22. Il decimo motivo è del pari inammissibile riproponendo lo stesso ritenuto vizio di cui al motivo precedente sotto l’apparenza dell’attuale dizione dell’art.360, n.5, cod. proc. civ.
23. L’undecimo motivo è infondato in quanto le ragioni della domanda subordinata risultano motivate, seppur implicitamente, attraverso quelle stesse che hanno giustificato la reiezione della domanda principale.
24 Il duodecimo motivo risulta assorbito da quanto osservato al precedente motivo.
25 A questo punto il Collegio ritiene di rilevare, sulla base della specifica eccezione sollevata dalla parte, circa la sopravvenienza di lex mitior, rappresentata dal d. l. 24/09/2015, n.158, che all’art.15 determina, rispetto alla disciplina applicata di cui all’articolo 7 del Lgs. n. 471 del 1997, una minore sanzione, passata dal cento al novanta per cento della maggior imposta accertata.
In proposito può farsi applicazione del principio espresso da questa Corte (Cass.16/09/2020, n.19286) in base al quale “In tema di sanzioni amministrative per violazione di norme tributarie, le modifiche apportate dall’art. 15 del d.lgs. n. 158 del 2015 al d.lgs. n. 471 del 1997 non operano in modo generalizzato in senso favorevole al reo, con la conseguenza che la mera affermazione di uno “ius superveniens” migliorativo non rende automaticamente la sanzione irrogata illegale, in mancanza della specifica deduzione dell’applicabilità – in concreto – di una sanzione tributaria inferiore a quella comminata. (Nella specie, la S.C. ha accolto la richiesta subordinata di applicazione dello “ius superveniens”, avendo la società ricorrente trascritto nella memoria lo stralcio dell’avviso di accertamento dal quale risultava la violazione accertata e la sanzione in concreto applicata e avendo altresì rideterminato il “nuovo” minimo edittale da irrogare, corrispondente al 90 per cento della maggior imposta dovuta)”.
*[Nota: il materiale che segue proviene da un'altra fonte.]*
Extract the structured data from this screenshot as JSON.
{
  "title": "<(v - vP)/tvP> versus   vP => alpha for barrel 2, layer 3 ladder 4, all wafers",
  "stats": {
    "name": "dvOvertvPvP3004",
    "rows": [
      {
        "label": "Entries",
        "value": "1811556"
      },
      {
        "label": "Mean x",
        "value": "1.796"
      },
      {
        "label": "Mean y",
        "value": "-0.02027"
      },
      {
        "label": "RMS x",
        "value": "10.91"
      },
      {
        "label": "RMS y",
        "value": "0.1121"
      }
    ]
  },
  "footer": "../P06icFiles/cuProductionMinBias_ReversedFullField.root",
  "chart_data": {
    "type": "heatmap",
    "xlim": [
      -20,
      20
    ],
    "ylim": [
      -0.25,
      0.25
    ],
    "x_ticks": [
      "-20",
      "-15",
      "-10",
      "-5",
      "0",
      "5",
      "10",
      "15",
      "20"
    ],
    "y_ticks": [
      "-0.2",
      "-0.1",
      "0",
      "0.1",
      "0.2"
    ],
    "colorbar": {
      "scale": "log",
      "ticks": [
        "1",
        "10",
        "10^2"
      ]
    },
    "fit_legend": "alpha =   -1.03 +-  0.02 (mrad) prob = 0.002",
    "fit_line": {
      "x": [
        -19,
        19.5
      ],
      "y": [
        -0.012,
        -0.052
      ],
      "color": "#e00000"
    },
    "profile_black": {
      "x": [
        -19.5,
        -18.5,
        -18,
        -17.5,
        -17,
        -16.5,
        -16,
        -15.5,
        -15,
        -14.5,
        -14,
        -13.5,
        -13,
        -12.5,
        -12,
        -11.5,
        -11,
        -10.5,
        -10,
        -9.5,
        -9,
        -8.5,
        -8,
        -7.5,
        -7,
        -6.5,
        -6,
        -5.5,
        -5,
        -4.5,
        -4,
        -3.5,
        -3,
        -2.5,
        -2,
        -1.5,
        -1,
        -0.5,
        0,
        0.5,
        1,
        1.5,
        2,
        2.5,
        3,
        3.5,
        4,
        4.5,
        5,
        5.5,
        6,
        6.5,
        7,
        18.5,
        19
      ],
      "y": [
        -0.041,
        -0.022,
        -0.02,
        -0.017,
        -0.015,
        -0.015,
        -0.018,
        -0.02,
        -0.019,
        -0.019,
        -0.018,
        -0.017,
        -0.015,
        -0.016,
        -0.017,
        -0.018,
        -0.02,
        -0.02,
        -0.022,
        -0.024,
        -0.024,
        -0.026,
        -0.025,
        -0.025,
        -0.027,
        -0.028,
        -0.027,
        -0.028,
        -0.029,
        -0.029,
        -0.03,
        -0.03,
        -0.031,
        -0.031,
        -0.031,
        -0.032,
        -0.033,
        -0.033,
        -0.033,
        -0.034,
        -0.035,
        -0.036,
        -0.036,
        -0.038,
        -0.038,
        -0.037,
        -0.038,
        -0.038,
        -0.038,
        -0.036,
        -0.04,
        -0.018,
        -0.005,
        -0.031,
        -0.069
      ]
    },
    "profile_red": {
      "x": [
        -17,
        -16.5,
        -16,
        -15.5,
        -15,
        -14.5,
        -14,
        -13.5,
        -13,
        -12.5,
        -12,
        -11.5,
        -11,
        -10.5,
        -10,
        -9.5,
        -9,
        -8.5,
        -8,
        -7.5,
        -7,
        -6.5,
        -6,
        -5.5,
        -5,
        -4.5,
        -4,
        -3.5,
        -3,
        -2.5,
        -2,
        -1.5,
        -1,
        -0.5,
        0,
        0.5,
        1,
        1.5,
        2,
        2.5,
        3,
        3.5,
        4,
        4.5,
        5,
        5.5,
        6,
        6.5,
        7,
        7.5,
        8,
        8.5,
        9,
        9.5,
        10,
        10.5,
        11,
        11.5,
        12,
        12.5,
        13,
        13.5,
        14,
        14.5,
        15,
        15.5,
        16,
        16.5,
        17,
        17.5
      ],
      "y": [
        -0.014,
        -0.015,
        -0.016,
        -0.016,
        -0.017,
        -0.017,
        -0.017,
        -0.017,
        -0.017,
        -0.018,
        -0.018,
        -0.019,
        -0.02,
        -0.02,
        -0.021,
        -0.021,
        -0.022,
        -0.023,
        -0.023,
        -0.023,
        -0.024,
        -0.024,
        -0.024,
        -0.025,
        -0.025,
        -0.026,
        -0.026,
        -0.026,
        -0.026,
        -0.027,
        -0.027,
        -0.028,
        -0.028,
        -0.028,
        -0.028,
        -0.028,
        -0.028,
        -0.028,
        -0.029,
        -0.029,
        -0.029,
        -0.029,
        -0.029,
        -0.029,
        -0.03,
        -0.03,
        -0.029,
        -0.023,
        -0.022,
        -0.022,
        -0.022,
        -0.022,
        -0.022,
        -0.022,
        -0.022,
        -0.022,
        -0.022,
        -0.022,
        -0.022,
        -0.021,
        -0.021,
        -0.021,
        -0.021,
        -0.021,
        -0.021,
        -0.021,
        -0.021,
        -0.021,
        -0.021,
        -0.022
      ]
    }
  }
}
Orbene nella specie nella memoria depositata in data 13 maggio 2022 la ricorrente ha non solo specificamente invocato la norma più favorevole, ma ha altresì trascritto gli avvisi di accertamento dai quali risulta la sanzione in concreto applicata e indicato il nuovo minimo edittale, corrispondente appunto al novanta per cento della maggior imposta.
26. In definitiva i motivi di ricorso risultano tutti infondati, ma in relazione all’eccepito jus superveniens, la sentenza dev’essere cassata con rinvio alla CTR in diversa composizione, cui viene altresì demandata la determinazione delle spese del presente giudizio.
P. Q. M.
La Corte
Cassa la sentenza impugnata limitatamente alle sanzioni irrogate con l’atto impositivo, rigettando nel resto il ricorso.
Dispone il rinvio alla Commissione tributaria regionale della Lombardia, sezione staccata di Brescia, cui demanda altresì la determinazione delle spese di lite del presente giudizio.